Durante la última campaña una gran porción del NEA fue afectada por Downy Mildew y el campo de Agretti no fue la excepción. “Tuvimos 1.500 kilos de rinde por hectárea, cuando nuestro promedio histórico es de 1.800 y en algunos años podemos superar los 2.000”, comentó. Por eso, brindó un par de recomendaciones: trabajar sobre suelo limpio; realizar una buena fertilización con fósforo y amoníco; y tener una correcta densidad de planta.

 

“Siempre pecamos por tener mucha densidad de siembra que es innecesaria. Mi experiencia indica que entre 46 mil y levemente debajo de las 50 mil plantas por hectárea a una distancia de hileras de 52 centímetros, es suficiente”, puntualizó.

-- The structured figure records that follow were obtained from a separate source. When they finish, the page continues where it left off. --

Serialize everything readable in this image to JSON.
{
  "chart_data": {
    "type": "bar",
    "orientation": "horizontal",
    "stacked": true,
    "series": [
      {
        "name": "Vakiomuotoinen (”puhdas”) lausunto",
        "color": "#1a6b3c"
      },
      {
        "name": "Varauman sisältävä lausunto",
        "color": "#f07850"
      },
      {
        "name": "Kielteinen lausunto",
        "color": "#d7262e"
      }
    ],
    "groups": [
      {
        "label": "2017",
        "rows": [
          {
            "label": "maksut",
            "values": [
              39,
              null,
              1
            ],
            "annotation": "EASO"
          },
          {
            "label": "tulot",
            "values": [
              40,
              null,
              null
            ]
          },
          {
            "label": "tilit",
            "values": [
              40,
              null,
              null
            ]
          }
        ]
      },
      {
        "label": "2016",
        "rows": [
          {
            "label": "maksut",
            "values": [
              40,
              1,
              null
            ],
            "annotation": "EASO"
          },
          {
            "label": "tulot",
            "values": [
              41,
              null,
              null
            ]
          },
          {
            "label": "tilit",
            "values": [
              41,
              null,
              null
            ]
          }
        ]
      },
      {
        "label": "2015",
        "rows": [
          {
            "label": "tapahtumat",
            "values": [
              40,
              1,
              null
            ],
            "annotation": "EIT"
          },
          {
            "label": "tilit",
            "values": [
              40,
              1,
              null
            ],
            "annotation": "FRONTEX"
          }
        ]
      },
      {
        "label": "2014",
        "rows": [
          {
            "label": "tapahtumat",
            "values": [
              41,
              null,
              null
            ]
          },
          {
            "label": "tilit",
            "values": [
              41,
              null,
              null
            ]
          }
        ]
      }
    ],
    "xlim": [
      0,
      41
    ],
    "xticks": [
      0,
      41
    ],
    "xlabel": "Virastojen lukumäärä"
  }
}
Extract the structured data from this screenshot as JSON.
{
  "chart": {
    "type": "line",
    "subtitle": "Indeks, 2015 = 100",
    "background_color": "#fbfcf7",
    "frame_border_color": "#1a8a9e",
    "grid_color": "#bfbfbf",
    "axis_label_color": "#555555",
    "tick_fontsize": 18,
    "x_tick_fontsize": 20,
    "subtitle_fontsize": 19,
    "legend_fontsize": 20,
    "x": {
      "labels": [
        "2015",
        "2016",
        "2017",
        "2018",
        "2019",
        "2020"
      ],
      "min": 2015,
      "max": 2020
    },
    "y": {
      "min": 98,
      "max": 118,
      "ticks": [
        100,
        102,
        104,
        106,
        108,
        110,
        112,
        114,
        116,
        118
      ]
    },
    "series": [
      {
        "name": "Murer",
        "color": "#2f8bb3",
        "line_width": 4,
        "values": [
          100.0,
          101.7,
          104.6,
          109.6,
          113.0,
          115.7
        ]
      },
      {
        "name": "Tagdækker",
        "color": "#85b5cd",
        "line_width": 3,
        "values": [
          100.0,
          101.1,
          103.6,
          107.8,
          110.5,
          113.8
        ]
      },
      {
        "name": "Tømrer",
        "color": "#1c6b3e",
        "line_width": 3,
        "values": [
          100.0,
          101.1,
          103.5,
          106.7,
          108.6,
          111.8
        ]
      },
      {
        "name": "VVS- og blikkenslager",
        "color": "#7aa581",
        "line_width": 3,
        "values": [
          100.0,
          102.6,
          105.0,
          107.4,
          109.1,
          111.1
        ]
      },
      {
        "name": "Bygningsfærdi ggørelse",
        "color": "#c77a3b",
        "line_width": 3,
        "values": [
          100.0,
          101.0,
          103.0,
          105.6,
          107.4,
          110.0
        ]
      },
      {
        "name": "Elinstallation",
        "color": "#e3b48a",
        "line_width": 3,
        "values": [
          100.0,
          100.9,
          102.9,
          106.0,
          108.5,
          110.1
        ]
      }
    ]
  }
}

En cuanto a la elección de híbridos, Agretti se inclina por materiales de punta y que ya hayan demostrado su eficacia en la zona. Con miras al futuro, enfatizó: “Luego de la gran sequía que tuvimos en el verano, pasó un aguacero muy grande en pleno otoño que dejó muy buena humedad. Y si el girasol tiene clima seco arriba y humedad en el pie, se nos presenta un muy buen año”.